For cardio, it was the only time we weren’t really working with our partners. For the 3 minute blocks we had a 3 minute distance challenge and the 1 minute block was a 1 minute all out. I wanted to keep my resistance level either between my base and push level or at my push pace level, but I could only do that for the first 2 blocks. For the last 2 I had it at my base pace level but I made an extra effort to try to pedal faster to make up for the lower resistance.

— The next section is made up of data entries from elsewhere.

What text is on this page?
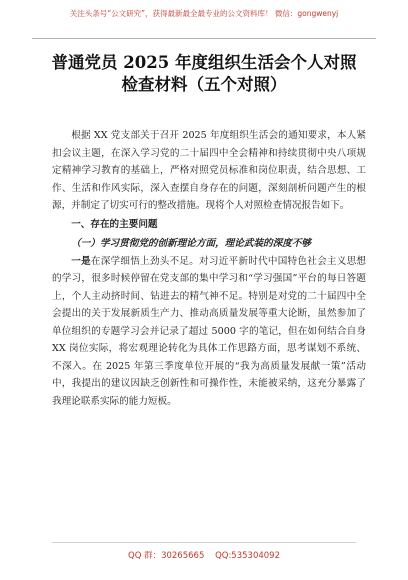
关注头条号“公文研究”，获得最新最全最专业的公文资料库！ 微信：gongwenyj
普通党员 2025 年度组织生活会个人对照
检查材料（五个对照）

根据 XX 党支部关于召开 2025 年度组织生活会的通知要求，本人紧扣会议主题，在深入学习党的二十届四中全会精神和持续贯彻中央八项规定精神学习教育的基础上，严格对照党员标准和岗位职责，结合思想、工作、生活和作风实际，深入查摆自身存在的问题，深刻剖析问题产生的根源，并制定了切实可行的整改措施。现将个人对照检查情况报告如下。

一、存在的主要问题

（一）学习贯彻党的创新理论方面，理论武装的深度不够

一是在深学细悟上劲头不足。对习近平新时代中国特色社会主义思想的学习，很多时候停留在党支部的集中学习和“学习强国”平台的每日答题上，个人主动挤时间、钻进去的精气神不足。特别是对党的二十届四中全会提出的关于发展新质生产力、推动高质量发展等重大论断，虽然参加了单位组织的专题学习会并记录了超过 5000 字的笔记，但在如何结合自身 XX 岗位实际，将宏观理论转化为具体工作思路方面，思考谋划不系统、不深入。在 2025 年第三季度单位开展的“我为高质量发展献一策”活动中，我提出的建议因缺乏创新性和可操作性，未能被采纳，这充分暴露了我理论联系实际的能力短板。

QQ 群：30265665 QQ:535304092
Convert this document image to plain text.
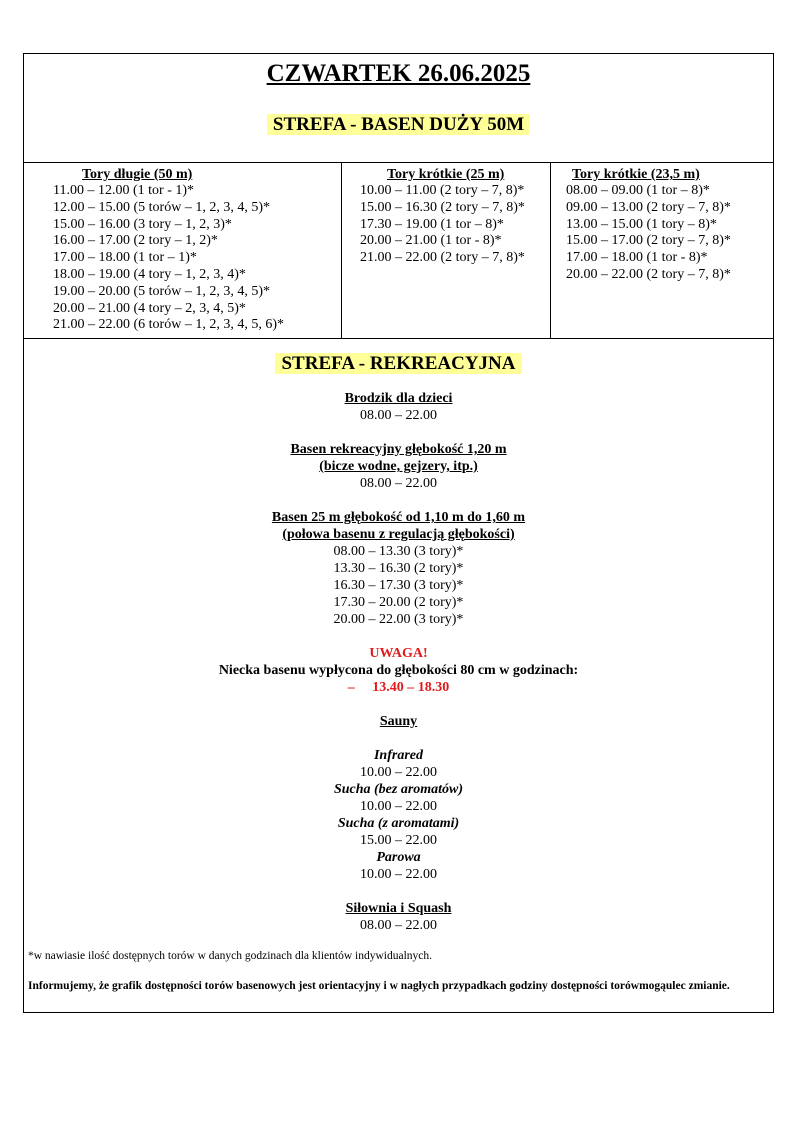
CZWARTEK 26.06.2025
STREFA - BASEN DUŻY 50M
Tory długie (50 m)
11.00 – 12.00 (1 tor - 1)*
12.00 – 15.00 (5 torów – 1, 2, 3, 4, 5)*
15.00 – 16.00 (3 tory – 1, 2, 3)*
16.00 – 17.00 (2 tory – 1, 2)*
17.00 – 18.00 (1 tor – 1)*
18.00 – 19.00 (4 tory – 1, 2, 3, 4)*
19.00 – 20.00 (5 torów – 1, 2, 3, 4, 5)*
20.00 – 21.00 (4 tory – 2, 3, 4, 5)*
21.00 – 22.00 (6 torów – 1, 2, 3, 4, 5, 6)*
Tory krótkie (25 m)
10.00 – 11.00 (2 tory – 7, 8)*
15.00 – 16.30 (2 tory – 7, 8)*
17.30 – 19.00 (1 tor – 8)*
20.00 – 21.00 (1 tor - 8)*
21.00 – 22.00 (2 tory – 7, 8)*
Tory krótkie (23,5 m)
08.00 – 09.00 (1 tor – 8)*
09.00 – 13.00 (2 tory – 7, 8)*
13.00 – 15.00 (1 tory – 8)*
15.00 – 17.00 (2 tory – 7, 8)*
17.00 – 18.00 (1 tor - 8)*
20.00 – 22.00 (2 tory – 7, 8)*
STREFA - REKREACYJNA
Brodzik dla dzieci
08.00 – 22.00
Basen rekreacyjny głębokość 1,20 m
(bicze wodne, gejzery, itp.)
08.00 – 22.00
Basen 25 m głębokość od 1,10 m do 1,60 m
(połowa basenu z regulacją głębokości)
08.00 – 13.30 (3 tory)*
13.30 – 16.30 (2 tory)*
16.30 – 17.30 (3 tory)*
17.30 – 20.00 (2 tory)*
20.00 – 22.00 (3 tory)*
UWAGA!
Niecka basenu wypłycona do głębokości 80 cm w godzinach:
– 13.40 – 18.30
Sauny
Infrared
10.00 – 22.00
Sucha (bez aromatów)
10.00 – 22.00
Sucha (z aromatami)
15.00 – 22.00
Parowa
10.00 – 22.00
Siłownia i Squash
08.00 – 22.00

*w nawiasie ilość dostępnych torów w danych godzinach dla klientów indywidualnych.

Informujemy, że grafik dostępności torów basenowych jest orientacyjny i w nagłych przypadkach godziny dostępności torówmogąulec zmianie.
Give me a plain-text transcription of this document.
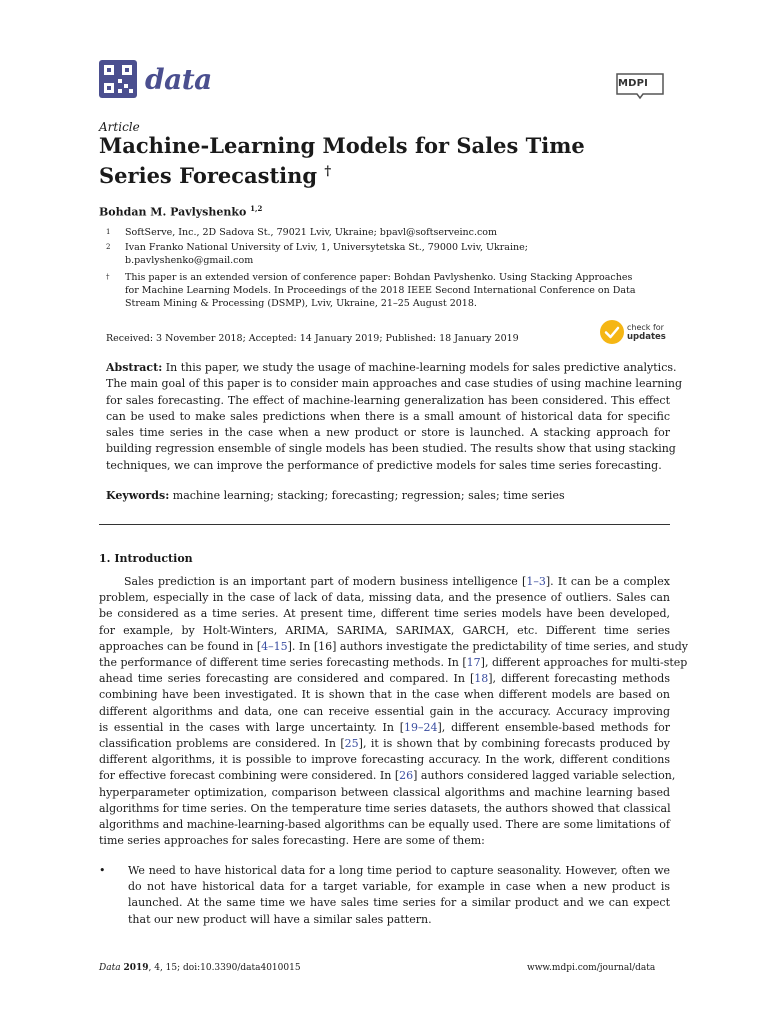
data	MDPI
Article
Machine-Learning Models for Sales Time
Series Forecasting †
Bohdan M. Pavlyshenko $^{1,2}$
1 SoftServe, Inc., 2D Sadova St., 79021 Lviv, Ukraine; bpavl@softserveinc.com
2 Ivan Franko National University of Lviv, 1, Universytetska St., 79000 Lviv, Ukraine;
b.pavlyshenko@gmail.com
† This paper is an extended version of conference paper: Bohdan Pavlyshenko. Using Stacking Approaches
for Machine Learning Models. In Proceedings of the 2018 IEEE Second International Conference on Data
Stream Mining & Processing (DSMP), Lviv, Ukraine, 21–25 August 2018.
Received: 3 November 2018; Accepted: 14 January 2019; Published: 18 January 2019
check for
updates
Abstract: In this paper, we study the usage of machine-learning models for sales predictive analytics.
The main goal of this paper is to consider main approaches and case studies of using machine learning
for sales forecasting. The effect of machine-learning generalization has been considered. This effect
can be used to make sales predictions when there is a small amount of historical data for specific
sales time series in the case when a new product or store is launched. A stacking approach for
building regression ensemble of single models has been studied. The results show that using stacking
techniques, we can improve the performance of predictive models for sales time series forecasting.
Keywords: machine learning; stacking; forecasting; regression; sales; time series
1. Introduction
Sales prediction is an important part of modern business intelligence [1–3]. It can be a complex
problem, especially in the case of lack of data, missing data, and the presence of outliers. Sales can
be considered as a time series. At present time, different time series models have been developed,
for example, by Holt-Winters, ARIMA, SARIMA, SARIMAX, GARCH, etc. Different time series
approaches can be found in [4–15]. In [16] authors investigate the predictability of time series, and study
the performance of different time series forecasting methods. In [17], different approaches for multi-step
ahead time series forecasting are considered and compared. In [18], different forecasting methods
combining have been investigated. It is shown that in the case when different models are based on
different algorithms and data, one can receive essential gain in the accuracy. Accuracy improving
is essential in the cases with large uncertainty. In [19–24], different ensemble-based methods for
classification problems are considered. In [25], it is shown that by combining forecasts produced by
different algorithms, it is possible to improve forecasting accuracy. In the work, different conditions
for effective forecast combining were considered. In [26] authors considered lagged variable selection,
hyperparameter optimization, comparison between classical algorithms and machine learning based
algorithms for time series. On the temperature time series datasets, the authors showed that classical
algorithms and machine-learning-based algorithms can be equally used. There are some limitations of
time series approaches for sales forecasting. Here are some of them:
•	We need to have historical data for a long time period to capture seasonality. However, often we
do not have historical data for a target variable, for example in case when a new product is
launched. At the same time we have sales time series for a similar product and we can expect
that our new product will have a similar sales pattern.
Data 2019, 4, 15; doi:10.3390/data4010015	www.mdpi.com/journal/data
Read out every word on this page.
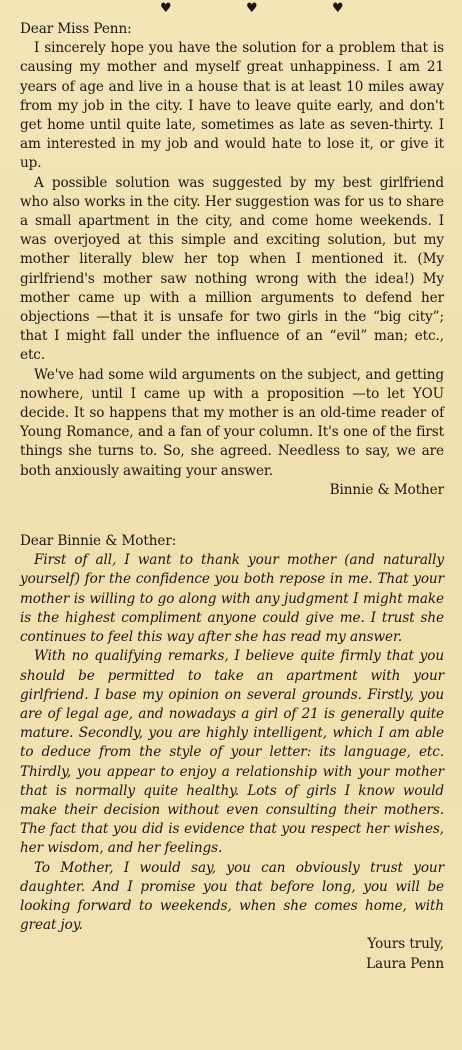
♥	♥	♥

Dear Miss Penn:

I sincerely hope you have the solution for a problem that is causing my mother and myself great unhappiness. I am 21 years of age and live in a house that is at least 10 miles away from my job in the city. I have to leave quite early, and don't get home until quite late, sometimes as late as seven-thirty. I am interested in my job and would hate to lose it, or give it up.

A possible solution was suggested by my best girlfriend who also works in the city. Her suggestion was for us to share a small apartment in the city, and come home weekends. I was overjoyed at this simple and exciting solution, but my mother literally blew her top when I mentioned it. (My girlfriend's mother saw nothing wrong with the idea!) My mother came up with a million arguments to defend her objections —that it is unsafe for two girls in the “big city”; that I might fall under the influence of an “evil” man; etc., etc.

We've had some wild arguments on the subject, and getting nowhere, until I came up with a proposition —to let YOU decide. It so happens that my mother is an old-time reader of Young Romance, and a fan of your column. It's one of the first things she turns to. So, she agreed. Needless to say, we are both anxiously awaiting your answer.

Binnie & Mother

Dear Binnie & Mother:

First of all, I want to thank your mother (and naturally yourself) for the confidence you both repose in me. That your mother is willing to go along with any judgment I might make is the highest compliment anyone could give me. I trust she continues to feel this way after she has read my answer.

With no qualifying remarks, I believe quite firmly that you should be permitted to take an apartment with your girlfriend. I base my opinion on several grounds. Firstly, you are of legal age, and nowadays a girl of 21 is generally quite mature. Secondly, you are highly intelligent, which I am able to deduce from the style of your letter: its language, etc. Thirdly, you appear to enjoy a relationship with your mother that is normally quite healthy. Lots of girls I know would make their decision without even consulting their mothers. The fact that you did is evidence that you respect her wishes, her wisdom, and her feelings.

To Mother, I would say, you can obviously trust your daughter. And I promise you that before long, you will be looking forward to weekends, when she comes home, with great joy.

Yours truly,

Laura Penn
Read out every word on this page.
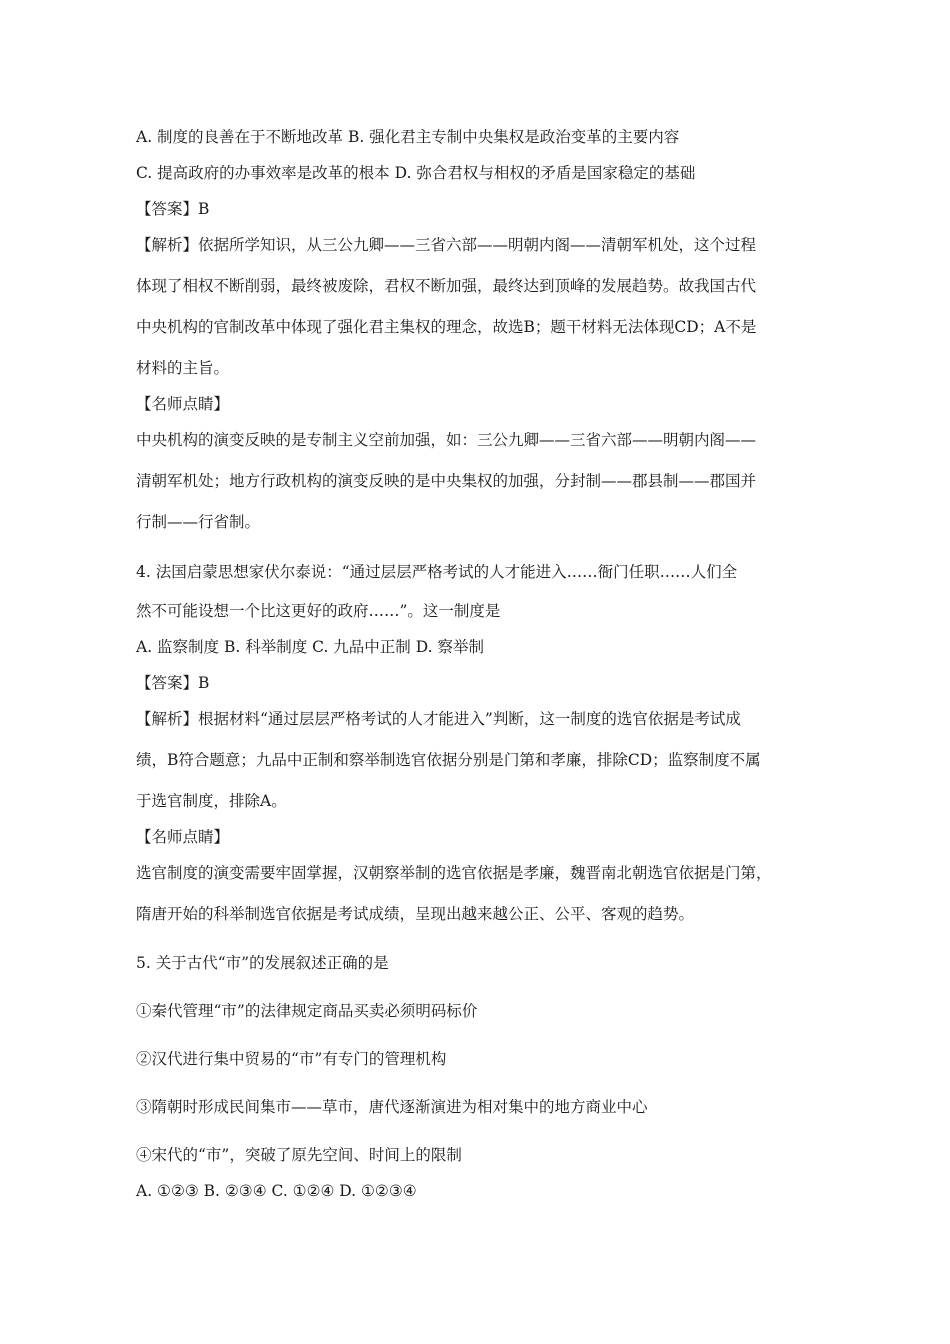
A. 制度的良善在于不断地改革 B. 强化君主专制中央集权是政治变革的主要内容
C. 提高政府的办事效率是改革的根本 D. 弥合君权与相权的矛盾是国家稳定的基础
【答案】B
【解析】依据所学知识，从三公九卿——三省六部——明朝内阁——清朝军机处，这个过程
体现了相权不断削弱，最终被废除，君权不断加强，最终达到顶峰的发展趋势。故我国古代
中央机构的官制改革中体现了强化君主集权的理念，故选B；题干材料无法体现CD；A不是
材料的主旨。
【名师点睛】
中央机构的演变反映的是专制主义空前加强，如：三公九卿——三省六部——明朝内阁——
清朝军机处；地方行政机构的演变反映的是中央集权的加强，分封制——郡县制——郡国并
行制——行省制。
4. 法国启蒙思想家伏尔泰说：“通过层层严格考试的人才能进入……衙门任职……人们全
然不可能设想一个比这更好的政府……”。这一制度是
A. 监察制度 B. 科举制度 C. 九品中正制 D. 察举制
【答案】B
【解析】根据材料“通过层层严格考试的人才能进入”判断，这一制度的选官依据是考试成
绩，B符合题意；九品中正制和察举制选官依据分别是门第和孝廉，排除CD；监察制度不属
于选官制度，排除A。
【名师点睛】
选官制度的演变需要牢固掌握，汉朝察举制的选官依据是孝廉，魏晋南北朝选官依据是门第，
隋唐开始的科举制选官依据是考试成绩，呈现出越来越公正、公平、客观的趋势。
5. 关于古代“市”的发展叙述正确的是
①秦代管理“市”的法律规定商品买卖必须明码标价
②汉代进行集中贸易的“市”有专门的管理机构
③隋朝时形成民间集市——草市，唐代逐渐演进为相对集中的地方商业中心
④宋代的“市”，突破了原先空间、时间上的限制
A. ①②③ B. ②③④ C. ①②④ D. ①②③④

On the rower, we were rowing next to our partner. We worked as a team and one of us was doing a 100 meter row and the other was doing a recovery row. As soon as the person doing the 100 meter row was done, the other switched from the recovery row to doing the 100 meter. We switched back and forth the entire time for the 3 minute blocks. This seemed easy when I heard that’s what we were doing, but it was so much harder than expected. The recovery rows were so quick so I never felt like I was catching my breath. And for the 1 minute block, we had a 1 minute all out row.

And on the floor, we worked with our partners again. We switched back and forth doing either an exercise or a static move for the 3 minute blocks. We had shoulder presses with weights (the static move was a static hold of the weights), front squats with weights (the static move was holding a squat), high rows on the straps (the static move was holding the high row position on the straps), and superman (the static move was holding a plank). We alternated between the moves quickly so the static moves didn’t feel like a rest. The reps started low and increased and it was tough to keep going with the higher reps. But I knew my partner was counting on me so that was extra motivation. And for the 1 minute block, we had 1 minute of burpees. I used the bench to modify them, but I tried to go quickly and was able to do 10 in a minute.

I really loved this past week of workouts. I don’t always need themed workouts, but it’s so fun when we have them and I find that they seem to be challenging but in unexpected ways. I know we have some other great workouts coming up and I’m really feeling motivated to find how I can push myself before I have to worry about feeling awful again.